More info can be found at the following website. However, the so-called "rules of engagement" are not posted and never will be as they change for each scenario they encounter.

 http://www.ustreas.gov/usss/index.shtml

Hope this helps.

wot's all this then. 11.Nov.2003 13:17

this thing here

MEMO

FROM: white house communications director
TO: staff, chief of staff
SUBJECT: security in london

: closing down central london doesn't gaurantee security for our dear leader. i'm sure the evil communist homosexual protesters will find some way to get past security and, in a particularly evil act, speak freely. so, here's a better idea.

hold the entire meeting in secret.

president george w. bush II is a honorable vietnam war veteran, who won multiple medals for downing migs over north viet nam, right? he's the kind of brave man who knows how to fly planes and how to handle a parachute.

so, here's the plan: have president george w. bush II "inserted" into english territory by a special operation.

here's how it will go down. let him fly in on some plane, hugging the ground beneath the english radar, maybe in the back of some special presidential C-130 combat talon or something, and have him parachute out over london in the middle of the night, and land right in the secure, private grounds of buckingham palace! he could stay there for three days and do his offical business, all without anybody knowing, and without ever having to go through the trouble of a motorcade on london streets full of evil protesters! hell, we could also insert the first lady in the same fashion. what a way to see london with your husband, zooming up at you at 170 miles per hour. very exciting...

sounds good, right? getting him out will be equally challenging. perhaps he could be smuggled off the royal premises in the back of some lorry (truck) and driven all the way to lands end, and disguised as some fisherman, he could row out into the atlantic to get picked up by a waiting american submarine?

that would work, right?

because we can't have our president suffer the indignity of seeing the what people think of his own actions on the streets of london. :

Funny Memo 11.Nov.2003 13:24

seatac reader

Very Funny takeoff on an official memo. I'll be snickering about it for a while.

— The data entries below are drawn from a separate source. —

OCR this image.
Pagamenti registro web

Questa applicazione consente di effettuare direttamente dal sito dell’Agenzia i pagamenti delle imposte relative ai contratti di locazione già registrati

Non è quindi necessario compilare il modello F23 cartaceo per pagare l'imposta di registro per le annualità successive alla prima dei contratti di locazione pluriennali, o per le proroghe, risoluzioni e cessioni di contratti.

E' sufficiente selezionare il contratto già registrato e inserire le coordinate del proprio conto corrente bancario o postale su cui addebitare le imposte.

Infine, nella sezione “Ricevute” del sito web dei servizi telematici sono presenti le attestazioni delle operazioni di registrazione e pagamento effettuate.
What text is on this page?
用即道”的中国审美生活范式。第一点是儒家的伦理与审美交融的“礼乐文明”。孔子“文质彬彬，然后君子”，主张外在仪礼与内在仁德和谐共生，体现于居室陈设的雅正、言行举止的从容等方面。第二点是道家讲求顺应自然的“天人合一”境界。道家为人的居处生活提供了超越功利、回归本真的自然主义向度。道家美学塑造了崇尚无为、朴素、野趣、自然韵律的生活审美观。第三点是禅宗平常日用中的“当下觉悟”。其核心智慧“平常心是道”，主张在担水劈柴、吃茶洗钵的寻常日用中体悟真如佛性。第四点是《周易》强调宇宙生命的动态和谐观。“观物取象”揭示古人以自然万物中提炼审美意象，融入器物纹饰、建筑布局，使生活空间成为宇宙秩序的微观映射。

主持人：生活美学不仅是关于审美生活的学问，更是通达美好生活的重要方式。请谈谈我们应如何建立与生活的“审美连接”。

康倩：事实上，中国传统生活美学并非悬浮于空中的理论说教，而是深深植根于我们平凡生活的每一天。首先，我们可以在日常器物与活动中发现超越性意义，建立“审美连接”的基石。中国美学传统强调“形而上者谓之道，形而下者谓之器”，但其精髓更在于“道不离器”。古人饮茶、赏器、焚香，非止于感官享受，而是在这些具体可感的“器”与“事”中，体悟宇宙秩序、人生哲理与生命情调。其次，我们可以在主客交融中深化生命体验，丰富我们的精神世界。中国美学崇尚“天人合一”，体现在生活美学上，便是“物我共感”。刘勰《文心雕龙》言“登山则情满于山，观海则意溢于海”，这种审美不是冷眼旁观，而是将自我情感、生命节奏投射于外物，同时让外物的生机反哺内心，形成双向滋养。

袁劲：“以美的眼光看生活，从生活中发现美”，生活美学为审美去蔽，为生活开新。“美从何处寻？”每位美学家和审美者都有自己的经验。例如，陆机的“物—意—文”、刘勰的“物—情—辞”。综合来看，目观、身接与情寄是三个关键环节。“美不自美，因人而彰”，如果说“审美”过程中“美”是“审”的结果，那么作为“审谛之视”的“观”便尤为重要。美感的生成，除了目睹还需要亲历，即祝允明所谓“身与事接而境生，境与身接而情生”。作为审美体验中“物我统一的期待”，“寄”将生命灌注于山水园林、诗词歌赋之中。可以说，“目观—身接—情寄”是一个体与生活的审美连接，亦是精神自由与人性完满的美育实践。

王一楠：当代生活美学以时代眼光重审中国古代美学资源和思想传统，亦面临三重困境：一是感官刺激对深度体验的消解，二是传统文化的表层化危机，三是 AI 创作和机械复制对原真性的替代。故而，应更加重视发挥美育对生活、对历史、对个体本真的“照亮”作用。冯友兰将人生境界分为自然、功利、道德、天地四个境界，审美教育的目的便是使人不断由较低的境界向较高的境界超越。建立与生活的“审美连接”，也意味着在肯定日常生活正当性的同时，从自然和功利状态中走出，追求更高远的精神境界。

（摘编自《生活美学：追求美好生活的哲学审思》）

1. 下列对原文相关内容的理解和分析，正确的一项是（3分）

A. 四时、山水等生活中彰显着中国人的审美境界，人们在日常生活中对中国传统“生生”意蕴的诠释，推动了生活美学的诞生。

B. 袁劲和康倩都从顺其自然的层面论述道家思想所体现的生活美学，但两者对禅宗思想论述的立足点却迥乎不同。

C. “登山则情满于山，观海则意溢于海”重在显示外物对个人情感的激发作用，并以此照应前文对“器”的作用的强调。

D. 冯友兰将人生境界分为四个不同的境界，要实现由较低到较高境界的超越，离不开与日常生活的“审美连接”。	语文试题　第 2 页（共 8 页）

My complements on your sense of humor.

By the way, my post was not meant to show support for the president. I simply wanted to post the proper protocols that the Secret Service may or may not use. Personally, I don't care if they do protest him there. It's the Secret Service's job to protect the president, not shield him from reality.

Thanks for the funny!

Buckingham For Bonzo 11.Nov.2003 15:50

Living With Bad Choices

One almost feels sorry for Her Majesty. What a month! First she discovers via tabloids that her son may be bisexual, and now she will be forced to act the gracious hostess to the hated Chimp at Buckingham Palace. It's like accepting delivery of a jar of nitroglycerine in the middle of a tornado.

Although the article states that localities should not be expected to bear the burden of extra security and manpower, clearly London citizens will be forced to absorb the cost in some way. I see that elsewhere that US taxpayers will get to pay for 250 US security agents to work with the 3,800 Brit officers - some of whom have had their leave revoked for the Resident's visit.

Cudoes to the Brits for upholding their citizens' right to protest; I only wish it were the same in our country.

In the meantime is this visit important enough to be spending 4 million pounds ($6,662,295.83 US dollars) IN SECURITY ALONE for a single visit?

same rules 12.Nov.2003 04:53

rules same

1. Clearly perceived threat to subject or your own life
2. Clear field of fire (no civilian targets)
3. Reasonable chance of hitting the target
4. As directed by higher authority if possible, time permitting

Same rules they had in Vietnam.
Same rules they have in Iraq.

A "civilian" is any gook locked behind razor-wire,
preferably starving, bound, gagged, and blindfolded.
Everyone else is a "suspected terrorist".

london we're counting on you 12.Nov.2003 11:44

get real close, brother!

come on now, it's not that hard. You wanna be remembered as a hero don't you?